A prickpunch is just a sharp-pointed punch that will clinch the jacket into the shaft. There is no glue that will hold wood and metal together, so the foregoing method is the most reliable.

Now cut the arrows to finished length which is the distance from the back of the bow to a point of the chin directly under the right eye of the archer when in shooting position. This distance is from 24 to 26 inches for the average boy. Cut all arrow shafts exactly the same length.

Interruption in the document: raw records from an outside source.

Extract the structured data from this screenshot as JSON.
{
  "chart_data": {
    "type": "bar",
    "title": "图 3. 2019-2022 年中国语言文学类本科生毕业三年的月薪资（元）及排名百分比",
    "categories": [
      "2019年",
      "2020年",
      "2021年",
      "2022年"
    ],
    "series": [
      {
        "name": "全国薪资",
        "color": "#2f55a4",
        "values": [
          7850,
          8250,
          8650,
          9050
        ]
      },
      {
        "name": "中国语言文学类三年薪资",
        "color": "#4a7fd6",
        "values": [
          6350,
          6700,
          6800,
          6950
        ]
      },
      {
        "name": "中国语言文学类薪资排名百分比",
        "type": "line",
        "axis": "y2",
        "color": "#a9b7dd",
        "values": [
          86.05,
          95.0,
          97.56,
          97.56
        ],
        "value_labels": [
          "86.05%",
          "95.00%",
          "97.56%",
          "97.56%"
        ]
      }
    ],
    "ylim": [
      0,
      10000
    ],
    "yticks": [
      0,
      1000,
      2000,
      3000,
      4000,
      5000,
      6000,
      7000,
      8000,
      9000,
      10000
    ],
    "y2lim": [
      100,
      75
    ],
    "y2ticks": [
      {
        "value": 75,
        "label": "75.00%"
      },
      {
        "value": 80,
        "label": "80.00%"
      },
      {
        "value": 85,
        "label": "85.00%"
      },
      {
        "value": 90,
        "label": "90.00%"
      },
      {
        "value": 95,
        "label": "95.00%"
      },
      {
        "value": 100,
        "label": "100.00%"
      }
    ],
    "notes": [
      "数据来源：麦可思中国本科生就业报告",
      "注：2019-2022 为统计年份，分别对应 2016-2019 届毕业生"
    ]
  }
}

Next, cut the nock (see Fig. 27), and sandpaper it smooth and slightly rounded off. To cut the nock easily, clamp the shaft lightly in a vise close to the end, then make two cuts with a fine crosscut saw to the desired depth. Smooth these surfaces up with a small file to exactly the same size, so that they will slip easily on to the bowstring at the nocking point. A very small rat-tail file is ideal for shaping the bottom of the nock.

Figures 26 to 31. Details for making arrows
Click for a larger image

Now the arrow maker is ready for the feathers, and it might be well to take some time for discussion. Chicken feathers cannot be used as they are too small and light in weight. Turkey-wing feathers will serve well, unless one is fortunate enough to have rare wing feathers from a peacock or great American eagle. White, turkey-wing feathers, while hard to get, are easy to find in the grass, and are very striking. Gray, turkey-wing feathers can be used with a white cock feather to aid the archer in placing his arrow to the string without any trouble. Gray or white feathers may be dyed. The cock feather is the one away from the bow. (See Fig. 26.)